ちょうど一年前の夏、母校から突然の問い合わせがあった。
現在大学では、授業で取り組んだ課題をさらにブラッシュアップして、一年にいちど学外の審査員によって最優秀案を決める 「全体講評会」 を開いていて、今年はぜひ審査に参加して欲しいという。大学が私のような者の存在を知っていたことにまず驚いたが、懐かしくもあり快諾した。

久しぶりのキャンパスは増改築により高層化していて、当時の面影はまるでない。15階の審査会場へ向かう。そこからは淀川の蛇行や遠くに生駒山が展望できて、まるでホテルのラウンジのようだ。

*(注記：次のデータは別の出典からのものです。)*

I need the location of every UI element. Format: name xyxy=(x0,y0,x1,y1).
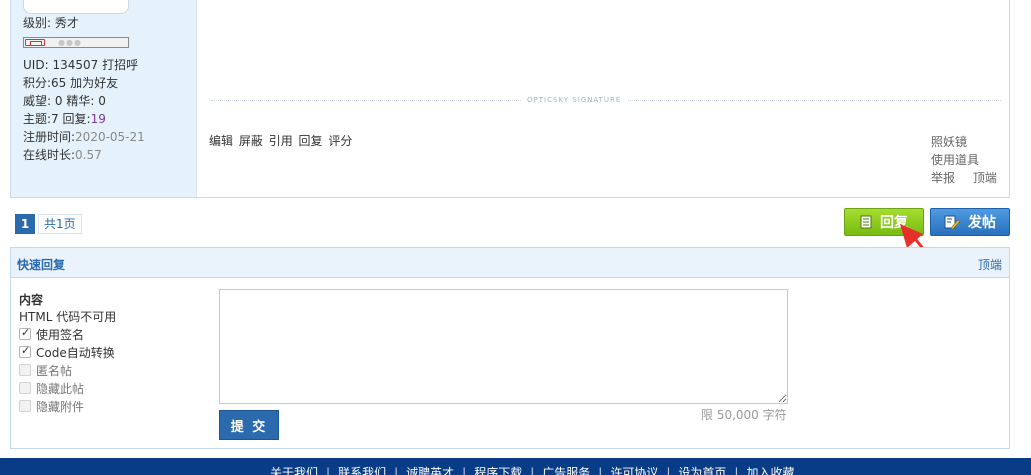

審査員は、広島在住の気鋭建築家・谷尻誠さん、OBであり安井建築事務所で海外のビッグプロジェクトを手がける畑正俊さん、と私の3名。審査にはそれぞれの考え方の差が現れて、とても刺激的な経験をした。

審査することは、同時に審査されることでもある。
大きなエネルギーを注ぎ真剣に取り組む若者の作品を前にすれば、 「 一肌脱ぐ・・」どころか、自身の考え方や嗜好や、もしかしたら人格まで全てを裸にせざるをえない、それは厳しい場に立たされることになったのだった。